ASIC is warning that the transitional arrangements around the end of the Accountants’ Exemption for SMSF advice cease on 30 June 2016.
ASIC said that, from 1 July 2016, “accountants must hold a limited Australian financial services (AFS) licence or be an authorised representative of a licence-holder or licensee in order to provide financial product advice on self-managed superannuation funds (SMSFs)”.
“Since 1 July 2013, accountants have been able to apply for the new limited AFS licence or become an authorised representative.”
The regulator previously warned that failing to lodge an application that met ASIC’s requirements by 1 March 2016 would mean there was a “significant risk” that the application would not be assessed and approved by 30 June 2016.

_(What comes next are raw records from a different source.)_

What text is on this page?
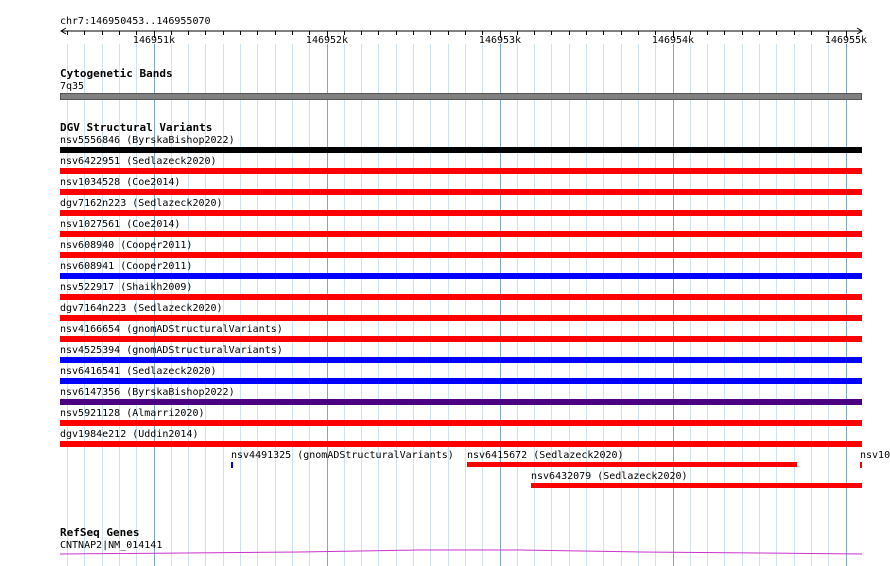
chr7:146950453..146955070
146951k	146952k	146953k	146954k	146955k
Cytogenetic Bands
7q35
DGV Structural Variants
nsv5556846 (ByrskaBishop2022)
nsv6422951 (Sedlazeck2020)
nsv1034528 (Coe2014)
dgv7162n223 (Sedlazeck2020)
nsv1027561 (Coe2014)
nsv608940 (Cooper2011)
nsv608941 (Cooper2011)
nsv522917 (Shaikh2009)
dgv7164n223 (Sedlazeck2020)
nsv4166654 (gnomADStructuralVariants)
nsv4525394 (gnomADStructuralVariants)
nsv6416541 (Sedlazeck2020)
nsv6147356 (ByrskaBishop2022)
nsv5921128 (Almarri2020)
dgv1984e212 (Uddin2014)
nsv4491325 (gnomADStructuralVariants) nsv6415672 (Sedlazeck2020)	nsv10
nsv6432079 (Sedlazeck2020)
RefSeq Genes
CNTNAP2|NM_014141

ASIC is now writing to applicants who have applied for limited AFSLs since 1 March 2016, “advising them that they should prepare for the contingency that their applications may not be assessed and approved by ASIC by 30 June 2016.”
“In cases where ASIC has received an application but has not granted a licence by then, the applicant will not be able to provide SMSF-related financial advice and dealing services. They will not be able to give such advice until they are granted a licence or they become an authorised representative of a licensee.”
ASIC said it is currently assessing over 300 applications for limited AFSLs.
“The time it will take to assess these applications will depend on the quality of the applications, as well as the other work ASIC’s licensing team is undertaking.”
ASIC Senior Executive Leader, Assessment & Intelligence, Warren Day said accountants that gave unlicensed advice risked regulatory action.
“Providing unlicensed financial services is a criminal offence,” he said.